Set in the 1960's, we follow New York bouncer Frank Vallelonga (known as Tony Lip to his friends) as he is hired by famed black musician Dr. Don Shirley to serve as a driver/bodyguard on an eight-week tour of the deep South. Naturally then, it's an odd couple/road trip movie, with the two main characters initially bouncing off one another before bonding over the course of the movie. But what's fascinating about Green Book – and not necessarily fascinating in a good way – is the way in which these two characters change over the course of the movie.

Or more importantly, the way that one of them kind of doesn't. Green Book is book-ended by scenes that imply Tony Lip (and somehow his family, possibly via telepathy) has grown as a person during his time with Dr. Shirley, but the movie in between those scenes in no way challenges Tony's worldview or the way he acts – in fact, it validates and agrees with him almost unanimously, possibly because it was written by Tony's real life son, Nick Vallelonga, who naturally wouldn't want to portray his father in a bad light. Instead, it is Dr. Shirley's worldview that is challenged throughout, often on the receiving end of what can only be described as Tony's "white working class wisdom". Over the course of the movie, we see Dr. Shirley go from someone who doesn't respect or appreciate Tony to someone who does – which means that Green Book is, at a fundamental level, a film about a black man learning not to judge a white guy based on appearances.

That's pretty incomprehensible for a film set in the midst of the Civil Rights movement in the Jim Crow South to do, especially when Dr. Shirley's real life family dispute many of the claims made by Green Book, right down to the idea that Tony and Dr. Shirley were ever even friends. This is a film that seems to broadly agree with Tony when he says that he's blacker than Dr. Shirley, who at this point in the movie has been harassed and assaulted multiple times for being black, a film in which Tony helps Dr. Shirley get back in touch with his blackness by forcing him to eat fried chicken. In the years to come, we're going to look back at Green Book and laugh about the fact that it was ever considered a serious movie, let alone a best picture award winner – it's simply an incredibly tone deaf and stupid movie, offering a childish and mollycoddled take on a topic that deserves a far more intelligent and confrontational examination than Green Book is willing (or able, I suspect) to offer.

And yet I'd be lying if I tried to claim that Green Book wasn't at the very least watchable, reasonably well put together on a technical level with nice cinematography and good editing even while it sticks its foot so far into its mouth that it can taste its own kneecaps. Mortensen's Frank Vallelonga is a caricature of an Italian-American but it's exactly what this movie needs, a performance big enough and bizarre enough to keep you engaged where a more subtle performance simply wouldn't. Is it a good performance, of a well-written character? No.
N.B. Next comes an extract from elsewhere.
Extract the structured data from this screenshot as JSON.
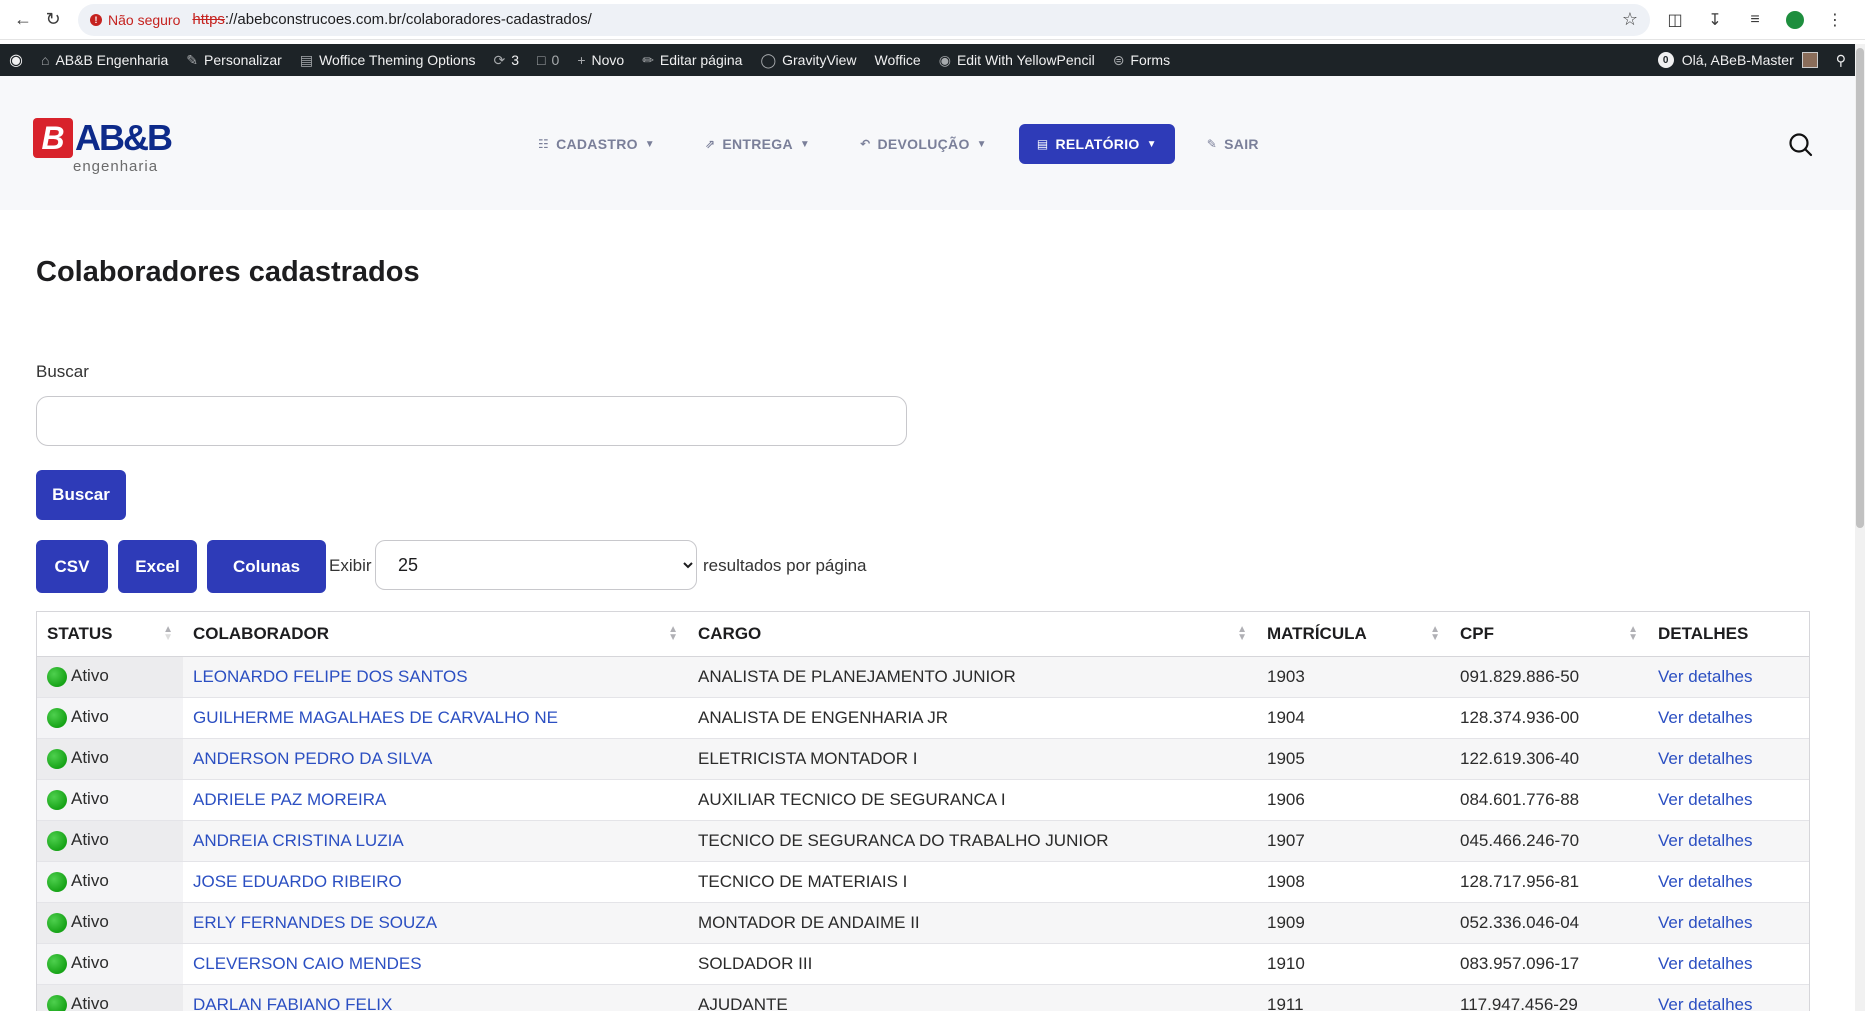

But it works within the context that Green Book presents it, much like the rest of the movie tapping into well-worn tropes to produce something so familiar that it can't help but end up feeling... well, comforting, and safe, and broadly inoffensive - as long as it's playing to "the right kind of audience", which just so happens to be the same demographic as the majority of Academy Award voters.

Green Book is little more than a shallow and superficial example of why the recognisable hallmarks of a prestige picture don't mean much at all if they aren't imprinted on something with actual merit, which really shouldn't have come as much of a surprise being as it's directed by one of the guys behind the excruciating Movie 43. With another writer and a different director, maybe Green Book could've been a genuinely good, enlightening movie. But as it stands, it's little more than a film that's only vaguely entertaining at its very best, deeply unchallenging and staggeringly misguided throughout - and if that's what we're holding up as the best picture of 2018, then something has gone very wrong indeed.